Desert sands with fries
Politics, as they say, makes for odd bed-fellows. It also makes for odd fast-food chains.
Lai See recently caught up with a friend - a Northern Irish credit markets researcher turned English teacher turned gentleman apple farmer - who was passing through Hong Kong.
Our friend's transcontinental wanderings had taken him through Iran's capital, Tehran, where Lai See lived for three years in the mid-1970s.
One of our fondest childhood memories from Tehran was family lunch at Kentucky Fried Chicken after Sunday services.

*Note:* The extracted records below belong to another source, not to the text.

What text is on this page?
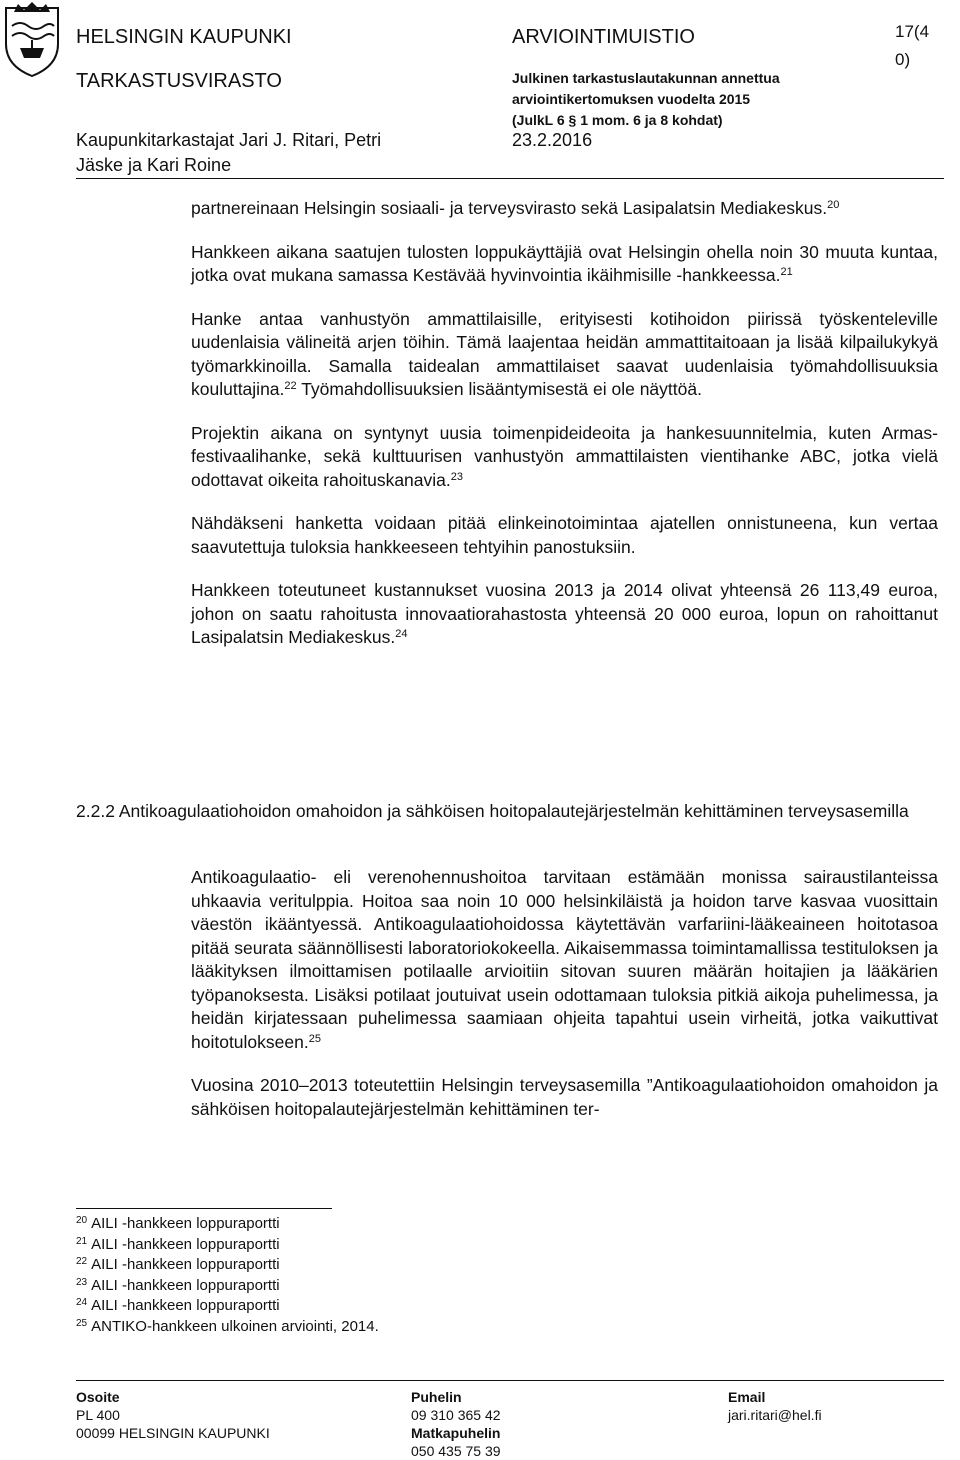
HELSINGIN KAUPUNKI
TARKASTUSVIRASTO
Kaupunkitarkastajat Jari J. Ritari, Petri
Jäske ja Kari Roine
ARVIOINTIMUISTIO
Julkinen tarkastuslautakunnan annettua
arviointikertomuksen vuodelta 2015
(JulkL 6 § 1 mom. 6 ja 8 kohdat)
23.2.2016
17(4
0)

partnereinaan Helsingin sosiaali- ja terveysvirasto sekä Lasipalatsin Mediakeskus.$^{20}$

Hankkeen aikana saatujen tulosten loppukäyttäjiä ovat Helsingin ohella noin 30 muuta kuntaa, jotka ovat mukana samassa Kestävää hyvinvointia ikäihmisille -hankkeessa.$^{21}$

Hanke antaa vanhustyön ammattilaisille, erityisesti kotihoidon piirissä työskenteleville uudenlaisia välineitä arjen töihin. Tämä laajentaa heidän ammattitaitoaan ja lisää kilpailukykyä työmarkkinoilla. Samalla taidealan ammattilaiset saavat uudenlaisia työmahdollisuuksia kouluttajina.$^{22}$ Työmahdollisuuksien lisääntymisestä ei ole näyttöä.

Projektin aikana on syntynyt uusia toimenpideideoita ja hankesuunnitelmia, kuten Armas-festivaalihanke, sekä kulttuurisen vanhustyön ammattilaisten vientihanke ABC, jotka vielä odottavat oikeita rahoituskanavia.$^{23}$

Nähdäkseni hanketta voidaan pitää elinkeinotoimintaa ajatellen onnistuneena, kun vertaa saavutettuja tuloksia hankkeeseen tehtyihin panostuksiin.

Hankkeen toteutuneet kustannukset vuosina 2013 ja 2014 olivat yhteensä 26 113,49 euroa, johon on saatu rahoitusta innovaatiorahastosta yhteensä 20 000 euroa, lopun on rahoittanut Lasipalatsin Mediakeskus.$^{24}$

2.2.2 Antikoagulaatiohoidon omahoidon ja sähköisen hoitopalautejärjestelmän kehittäminen terveysasemilla

Antikoagulaatio- eli verenohennushoitoa tarvitaan estämään monissa sairaustilanteissa uhkaavia veritulppia. Hoitoa saa noin 10 000 helsinkiläistä ja hoidon tarve kasvaa vuosittain väestön ikääntyessä. Antikoagulaatiohoidossa käytettävän varfariini-lääkeaineen hoitotasoa pitää seurata säännöllisesti laboratoriokokeella. Aikaisemmassa toimintamallissa testituloksen ja lääkityksen ilmoittamisen potilaalle arvioitiin sitovan suuren määrän hoitajien ja lääkärien työpanoksesta. Lisäksi potilaat joutuivat usein odottamaan tuloksia pitkiä aikoja puhelimessa, ja heidän kirjatessaan puhelimessa saamiaan ohjeita tapahtui usein virheitä, jotka vaikuttivat hoitotulokseen.$^{25}$

Vuosina 2010–2013 toteutettiin Helsingin terveysasemilla ”Antikoagulaatiohoidon omahoidon ja sähköisen hoitopalautejärjestelmän kehittäminen ter-

$^{20}$ AILI -hankkeen loppuraportti
$^{21}$ AILI -hankkeen loppuraportti
$^{22}$ AILI -hankkeen loppuraportti
$^{23}$ AILI -hankkeen loppuraportti
$^{24}$ AILI -hankkeen loppuraportti
$^{25}$ ANTIKO-hankkeen ulkoinen arviointi, 2014.
Osoite
PL 400
00099 HELSINGIN KAUPUNKI
Puhelin
09 310 365 42
Matkapuhelin
050 435 75 39
Email
jari.ritari@hel.fi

That, of course, was in the Shah's days. After the Islamic Revolution, KFC, the golden arches of McDonald's and other icons of American culture became inducements to riot.
But Iranians' love of burgers hadn't changed. So into the breach stepped the Bobby Sands Burger Bar, which our friend was surprised to stumble upon.
Bobby Sands, readers may recall, was a member of the Irish Republican Army who died in 1981 while on hunger strike in a British prison. He was a terrorist to some and a freedom-fighter to others including, apparently, a lot of Iranians on the basis that the enemy of my enemy's friend is my friend. And a quick-witted Tehranian entrepreneur opened a burger bar to capitalise on that sentiment. It just goes to show that where some see a desert others see a market opportunity.